Rupee Ends Two-Day Rally to Settle at 94.60 Against US Dollar
The Indian rupee faced a slight setback on Tuesday, snapping a two-session winning streak to settle 2 paise lower at 94.60 against the US dollar. Despite favorable global developments in energy markets and geopolitical de-escalation, domestic equity outflows prevented a stronger recovery.
Geopolitical Calm and the Impact of Lower Crude Prices
Global markets received a significant boost from news regarding a US-Iran peace framework agreement. This diplomatic progress has led to optimism surrounding the potential reopening of the Strait of Hormuz, a critical global artery for oil and liquefied natural gas (LNG) exports.

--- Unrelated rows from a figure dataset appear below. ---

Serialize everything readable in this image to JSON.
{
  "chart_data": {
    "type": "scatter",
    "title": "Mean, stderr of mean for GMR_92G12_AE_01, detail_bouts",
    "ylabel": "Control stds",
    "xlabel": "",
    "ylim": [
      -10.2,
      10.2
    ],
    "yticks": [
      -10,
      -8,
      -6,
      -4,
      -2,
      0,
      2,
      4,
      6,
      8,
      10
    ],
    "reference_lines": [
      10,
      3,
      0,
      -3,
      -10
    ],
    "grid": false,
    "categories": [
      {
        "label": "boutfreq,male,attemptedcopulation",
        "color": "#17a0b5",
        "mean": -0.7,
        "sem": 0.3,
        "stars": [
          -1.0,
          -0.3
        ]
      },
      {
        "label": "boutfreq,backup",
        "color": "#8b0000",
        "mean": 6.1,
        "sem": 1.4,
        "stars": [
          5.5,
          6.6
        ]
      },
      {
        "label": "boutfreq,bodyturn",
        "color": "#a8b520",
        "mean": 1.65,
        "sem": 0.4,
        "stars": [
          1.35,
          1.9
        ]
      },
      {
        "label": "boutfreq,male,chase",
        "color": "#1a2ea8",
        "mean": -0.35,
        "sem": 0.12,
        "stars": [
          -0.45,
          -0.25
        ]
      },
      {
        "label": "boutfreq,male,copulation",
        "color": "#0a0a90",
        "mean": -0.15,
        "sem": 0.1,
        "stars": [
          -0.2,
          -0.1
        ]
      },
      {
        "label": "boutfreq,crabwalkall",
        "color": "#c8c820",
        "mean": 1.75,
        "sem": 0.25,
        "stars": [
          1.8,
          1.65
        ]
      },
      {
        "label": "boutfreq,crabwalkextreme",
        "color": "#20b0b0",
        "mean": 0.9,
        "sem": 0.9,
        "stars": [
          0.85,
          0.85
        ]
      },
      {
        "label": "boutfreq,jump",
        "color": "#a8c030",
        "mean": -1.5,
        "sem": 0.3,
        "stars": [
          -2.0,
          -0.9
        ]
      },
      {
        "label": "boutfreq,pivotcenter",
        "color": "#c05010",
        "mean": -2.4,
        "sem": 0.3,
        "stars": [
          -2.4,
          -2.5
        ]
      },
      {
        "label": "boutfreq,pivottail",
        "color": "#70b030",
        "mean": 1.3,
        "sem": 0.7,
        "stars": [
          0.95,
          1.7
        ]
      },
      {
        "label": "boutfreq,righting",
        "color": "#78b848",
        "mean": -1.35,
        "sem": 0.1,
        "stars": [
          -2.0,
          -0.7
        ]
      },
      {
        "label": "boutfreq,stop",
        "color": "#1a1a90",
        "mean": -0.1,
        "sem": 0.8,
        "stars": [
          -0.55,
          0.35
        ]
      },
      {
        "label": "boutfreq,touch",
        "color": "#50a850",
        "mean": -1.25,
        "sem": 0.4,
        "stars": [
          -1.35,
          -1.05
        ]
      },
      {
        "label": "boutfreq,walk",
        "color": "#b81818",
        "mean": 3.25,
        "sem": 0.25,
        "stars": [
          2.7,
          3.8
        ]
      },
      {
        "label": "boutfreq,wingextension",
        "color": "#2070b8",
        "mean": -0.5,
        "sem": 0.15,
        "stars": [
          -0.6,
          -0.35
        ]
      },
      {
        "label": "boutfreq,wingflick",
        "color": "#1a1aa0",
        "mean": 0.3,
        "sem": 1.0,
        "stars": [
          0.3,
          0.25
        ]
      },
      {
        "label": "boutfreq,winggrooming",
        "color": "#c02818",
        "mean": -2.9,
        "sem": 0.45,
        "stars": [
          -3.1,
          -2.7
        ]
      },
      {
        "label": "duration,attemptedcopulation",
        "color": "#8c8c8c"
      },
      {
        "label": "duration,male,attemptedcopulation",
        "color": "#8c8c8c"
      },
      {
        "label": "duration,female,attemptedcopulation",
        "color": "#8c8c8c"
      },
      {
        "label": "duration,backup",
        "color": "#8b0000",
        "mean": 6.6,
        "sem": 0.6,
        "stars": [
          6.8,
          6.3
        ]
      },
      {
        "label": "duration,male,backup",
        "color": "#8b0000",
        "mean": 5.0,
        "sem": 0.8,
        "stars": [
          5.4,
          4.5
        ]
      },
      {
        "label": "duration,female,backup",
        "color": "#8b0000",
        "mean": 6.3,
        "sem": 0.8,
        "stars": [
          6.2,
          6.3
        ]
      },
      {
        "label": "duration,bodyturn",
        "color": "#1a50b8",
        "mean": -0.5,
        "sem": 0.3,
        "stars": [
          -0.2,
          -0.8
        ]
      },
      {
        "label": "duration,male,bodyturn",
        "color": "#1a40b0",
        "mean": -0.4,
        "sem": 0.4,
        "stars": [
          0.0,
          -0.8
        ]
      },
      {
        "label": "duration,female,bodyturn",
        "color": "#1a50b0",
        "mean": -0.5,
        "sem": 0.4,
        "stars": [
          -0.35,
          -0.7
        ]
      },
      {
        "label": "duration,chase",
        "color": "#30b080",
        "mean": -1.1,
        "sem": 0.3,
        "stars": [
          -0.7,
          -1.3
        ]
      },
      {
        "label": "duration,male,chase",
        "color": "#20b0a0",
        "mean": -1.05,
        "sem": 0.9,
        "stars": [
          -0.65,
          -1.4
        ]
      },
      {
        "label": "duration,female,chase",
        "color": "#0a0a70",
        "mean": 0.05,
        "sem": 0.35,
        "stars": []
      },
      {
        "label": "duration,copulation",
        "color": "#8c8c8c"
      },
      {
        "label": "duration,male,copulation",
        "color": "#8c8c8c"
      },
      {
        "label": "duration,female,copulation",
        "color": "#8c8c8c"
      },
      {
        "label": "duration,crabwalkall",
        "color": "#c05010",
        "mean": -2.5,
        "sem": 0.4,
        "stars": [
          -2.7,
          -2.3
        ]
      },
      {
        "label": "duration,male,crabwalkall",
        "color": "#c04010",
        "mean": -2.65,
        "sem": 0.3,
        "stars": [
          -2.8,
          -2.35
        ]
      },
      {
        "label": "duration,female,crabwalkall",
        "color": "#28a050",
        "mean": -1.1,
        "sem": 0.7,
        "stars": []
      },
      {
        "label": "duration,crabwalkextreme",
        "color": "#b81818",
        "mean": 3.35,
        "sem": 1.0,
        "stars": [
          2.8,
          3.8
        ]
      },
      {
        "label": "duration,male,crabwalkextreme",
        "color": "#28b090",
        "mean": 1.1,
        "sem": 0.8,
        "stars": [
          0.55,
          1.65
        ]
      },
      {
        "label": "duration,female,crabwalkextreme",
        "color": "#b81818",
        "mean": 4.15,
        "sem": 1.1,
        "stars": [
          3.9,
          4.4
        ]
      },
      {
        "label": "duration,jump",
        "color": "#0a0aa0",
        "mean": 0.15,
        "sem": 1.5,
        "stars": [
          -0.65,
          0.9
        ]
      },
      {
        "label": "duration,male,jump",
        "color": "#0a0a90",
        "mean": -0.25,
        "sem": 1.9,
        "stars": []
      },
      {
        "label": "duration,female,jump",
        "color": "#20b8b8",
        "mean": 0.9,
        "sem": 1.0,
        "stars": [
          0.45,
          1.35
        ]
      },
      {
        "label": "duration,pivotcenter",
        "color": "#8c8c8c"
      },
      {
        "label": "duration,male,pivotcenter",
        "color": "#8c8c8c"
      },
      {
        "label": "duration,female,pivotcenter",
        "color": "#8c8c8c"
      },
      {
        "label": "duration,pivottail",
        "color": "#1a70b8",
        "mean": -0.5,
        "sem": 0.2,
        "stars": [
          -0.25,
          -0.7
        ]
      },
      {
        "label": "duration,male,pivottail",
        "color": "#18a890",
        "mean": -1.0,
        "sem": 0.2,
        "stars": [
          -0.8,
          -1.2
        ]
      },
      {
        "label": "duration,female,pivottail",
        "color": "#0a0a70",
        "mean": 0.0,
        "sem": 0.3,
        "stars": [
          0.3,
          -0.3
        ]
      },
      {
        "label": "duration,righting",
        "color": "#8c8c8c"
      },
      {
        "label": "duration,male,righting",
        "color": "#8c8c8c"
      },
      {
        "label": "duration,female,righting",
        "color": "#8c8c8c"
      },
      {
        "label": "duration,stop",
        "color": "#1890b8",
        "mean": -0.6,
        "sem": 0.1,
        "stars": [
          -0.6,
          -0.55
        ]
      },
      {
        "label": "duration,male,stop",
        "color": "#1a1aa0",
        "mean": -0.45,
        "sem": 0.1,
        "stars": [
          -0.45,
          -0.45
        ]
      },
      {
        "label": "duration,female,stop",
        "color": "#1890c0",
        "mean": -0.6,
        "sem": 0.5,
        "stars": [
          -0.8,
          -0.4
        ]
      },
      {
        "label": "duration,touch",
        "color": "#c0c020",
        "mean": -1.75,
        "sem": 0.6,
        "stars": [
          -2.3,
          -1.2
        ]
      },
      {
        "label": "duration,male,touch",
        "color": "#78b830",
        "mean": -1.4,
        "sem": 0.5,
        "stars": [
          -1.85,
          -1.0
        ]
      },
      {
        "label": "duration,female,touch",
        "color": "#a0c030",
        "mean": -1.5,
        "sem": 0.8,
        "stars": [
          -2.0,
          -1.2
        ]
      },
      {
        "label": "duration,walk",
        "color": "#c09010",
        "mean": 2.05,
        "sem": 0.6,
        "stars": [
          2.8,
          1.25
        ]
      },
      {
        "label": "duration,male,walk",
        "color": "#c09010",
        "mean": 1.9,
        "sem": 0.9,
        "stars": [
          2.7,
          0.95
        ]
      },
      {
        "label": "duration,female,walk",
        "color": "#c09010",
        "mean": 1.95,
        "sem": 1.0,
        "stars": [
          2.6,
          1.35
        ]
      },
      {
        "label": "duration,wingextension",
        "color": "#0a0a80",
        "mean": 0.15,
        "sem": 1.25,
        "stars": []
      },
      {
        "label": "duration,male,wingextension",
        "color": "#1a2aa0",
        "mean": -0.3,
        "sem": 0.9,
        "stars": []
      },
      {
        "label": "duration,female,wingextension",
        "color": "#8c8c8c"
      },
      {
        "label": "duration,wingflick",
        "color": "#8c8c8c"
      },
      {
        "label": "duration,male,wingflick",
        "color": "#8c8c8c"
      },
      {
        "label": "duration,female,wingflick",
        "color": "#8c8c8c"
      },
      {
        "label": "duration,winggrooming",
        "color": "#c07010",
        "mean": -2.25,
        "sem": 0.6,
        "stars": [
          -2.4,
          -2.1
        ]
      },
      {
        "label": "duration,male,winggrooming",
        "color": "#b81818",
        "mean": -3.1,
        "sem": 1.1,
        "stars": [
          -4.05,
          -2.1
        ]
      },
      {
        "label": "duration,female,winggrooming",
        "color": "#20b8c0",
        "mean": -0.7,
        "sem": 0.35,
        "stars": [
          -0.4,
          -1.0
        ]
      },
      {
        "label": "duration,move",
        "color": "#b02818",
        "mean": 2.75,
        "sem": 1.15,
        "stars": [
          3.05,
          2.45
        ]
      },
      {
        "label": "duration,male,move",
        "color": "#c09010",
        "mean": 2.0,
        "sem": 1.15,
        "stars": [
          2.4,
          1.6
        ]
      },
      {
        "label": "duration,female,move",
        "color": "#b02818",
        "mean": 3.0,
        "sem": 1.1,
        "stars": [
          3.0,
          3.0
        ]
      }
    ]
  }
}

For the Indian economy, which relies on imports for nearly 90% of its oil requirements, this development is a crucial positive indicator. Brent crude, the global oil benchmark, saw a 1.68% decline, trading at $81.77 per barrel in futures trade. As noted by market experts, lower crude prices act as a "favorable wind" for the rupee by reducing the country's import bill and easing trade deficit concerns.
Foreign Capital Outflows Counteract Positive Sentiment
While geopolitical factors provided a tailwind, the rupee's gains were capped by domestic market activity. Although Indian equity benchmarks closed higher—with the BSE Sensex rising 544.15 points to 76,808.48 and the NSE Nifty gaining 135.25 points to 23,989.15—the institutional sentiment remained cautious.
Foreign Institutional Investors (FIIs) remained net sellers, offloading equities worth ₹749.18 crore during the session. This outflow of foreign capital exerted downward pressure on the domestic currency, preventing it from capitalizing fully on the easing dollar index, which sat marginally lower at 99.61.
Technical Outlook: Expected Trading Ranges for USD-INR
Despite the minor dip, analysts maintain a constructive outlook for the rupee in the near term. The interbank foreign exchange market saw the rupee trade in a range between 94.48 and 94.71 before settling at 94.60.
Market experts suggest that the USD-INR spot price is likely to oscillate within a defined corridor. Research analysts at Mirae Asset Sharekhan expect the pair to trade between 94.10 and 94.90. Meanwhile, experts from HDFC Securities suggest a downward bias for the USD-INR, with spot levels gravitating toward 94.10, while identifying 95.20 as a key resistance level that could cap any corrective spikes.
Key Takeaways
- Currency Movement: The rupee settled 2 paise lower at 94.60, ending a recovery period that saw gains of 60 paise on Monday and 67 paise on Friday.
- Global Drivers: Easing tensions in West Asia and a drop in Brent crude to $81.77 provided support, though FII selling of ₹749.18 crore offset these gains.
- Future Forecast: Analysts expect the USD-INR to maintain a downward bias, with potential support levels near 94.10 and resistance near 95.20.